Opinion
October 9, 1961
Harry D. Mencher for defendants.
Cole Friedman Deitz ( Lee Franklin of counsel), for plaintiff.
Two of the individual defendants move to vacate and set aside judgment of foreclosure herein. The complaint recited the amount due on the mortgage as $10,769.02, plus interest and late charges and demanded judgment that plaintiff be paid the amount due on the mortgage, with interest, costs and expenses. The moving defendants defaulted. Thereafter an ex parte order was entered on plaintiff's application amending the complaint by changing the principal sum due from $10,769.02 to $14,000, and after receipt of Referee's report this court signed the judgment of foreclosure, awarding plaintiff judgment for the sum of $14,000. Prior to the award of judgment, but after the amendment, the moving defendants appeared and waived service of all papers except notice of sale and of surplus money proceedings. They, therefore, received no notice of the application for judgment of foreclosure. In the course of negotiations with other lenders to refinance, the moving defendants learned of the amount of the judgment entered. This motion resulted.

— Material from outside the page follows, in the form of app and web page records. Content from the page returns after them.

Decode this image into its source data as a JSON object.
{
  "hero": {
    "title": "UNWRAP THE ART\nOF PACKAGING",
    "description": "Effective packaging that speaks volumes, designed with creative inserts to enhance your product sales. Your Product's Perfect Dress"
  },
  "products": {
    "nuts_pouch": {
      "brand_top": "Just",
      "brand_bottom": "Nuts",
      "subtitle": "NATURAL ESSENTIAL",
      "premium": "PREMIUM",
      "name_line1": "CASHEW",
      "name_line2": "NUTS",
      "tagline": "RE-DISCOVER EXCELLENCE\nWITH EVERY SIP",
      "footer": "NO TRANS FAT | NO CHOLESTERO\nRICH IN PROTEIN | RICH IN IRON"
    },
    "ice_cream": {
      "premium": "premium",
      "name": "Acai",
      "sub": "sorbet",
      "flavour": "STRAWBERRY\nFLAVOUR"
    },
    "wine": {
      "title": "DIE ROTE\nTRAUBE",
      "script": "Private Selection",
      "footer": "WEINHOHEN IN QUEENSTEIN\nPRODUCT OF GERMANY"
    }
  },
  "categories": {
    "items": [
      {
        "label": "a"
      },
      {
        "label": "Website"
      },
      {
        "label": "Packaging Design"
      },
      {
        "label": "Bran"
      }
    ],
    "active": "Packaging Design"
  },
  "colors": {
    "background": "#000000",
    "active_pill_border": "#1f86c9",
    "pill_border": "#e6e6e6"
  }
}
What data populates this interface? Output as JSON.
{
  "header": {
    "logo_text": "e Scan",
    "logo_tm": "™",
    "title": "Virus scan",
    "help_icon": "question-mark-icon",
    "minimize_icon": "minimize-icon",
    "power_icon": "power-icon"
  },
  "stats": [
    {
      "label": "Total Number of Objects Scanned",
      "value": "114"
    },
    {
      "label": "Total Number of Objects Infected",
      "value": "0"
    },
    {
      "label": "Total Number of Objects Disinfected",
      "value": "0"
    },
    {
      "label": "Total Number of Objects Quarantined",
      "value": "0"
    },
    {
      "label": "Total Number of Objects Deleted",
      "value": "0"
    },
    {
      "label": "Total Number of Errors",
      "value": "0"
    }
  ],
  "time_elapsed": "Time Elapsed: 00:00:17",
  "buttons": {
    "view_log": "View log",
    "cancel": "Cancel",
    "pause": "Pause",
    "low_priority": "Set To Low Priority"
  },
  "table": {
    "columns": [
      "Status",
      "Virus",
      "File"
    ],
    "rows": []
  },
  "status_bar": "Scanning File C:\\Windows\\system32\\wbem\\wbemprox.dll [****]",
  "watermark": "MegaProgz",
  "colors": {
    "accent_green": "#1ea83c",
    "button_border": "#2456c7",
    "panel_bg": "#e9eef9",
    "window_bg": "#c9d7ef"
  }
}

The motion is granted. As required by rule 45 of the Rules of Civil Practice, the summons stated that "In case of your failure to appear or answer, judgment will be taken against you by default for the relief demanded in the complaint." When a defendant defaults in appearing after service of summons without complaint but with a rule 46 notice, judgment cannot be entered against him "by default on any other cause of action or for more than the amount specified in the notice served with the summons under rule 46" ( Everitt v. Everitt, 4 N.Y.2d 13, 16; Thomas v. First Nat. Bank of Lisbon, 263 App. Div. 476, 478). It follows that when a defendant defaults in appearance after service of summons and complaint, judgment cannot be entered against him for more than the amount specified in the complaint unless the complaint has been amended after notice to him and an opportunity for him to be heard (see Civ. Prac. Act, § 479; Chapman v. Chapman, 284 App. Div. 504, 509; Restatement, Judgments, § 8, comment c). That the rule may be different when there has been an appearance ( Everitt v. Everitt, supra; Corcoran Kostelanetz v. Dupuy, 15 Misc.2d 456, mod. 6 A.D.2d 776) does not help plaintiff in the present case because the appearance here was after the ex parte amendment and without notice of it (see Irving Trust Co. v. Seltzer, 265 App. Div. 696, 700).
The judgment of foreclosure as entered was unauthorized and must, therefore, be set aside.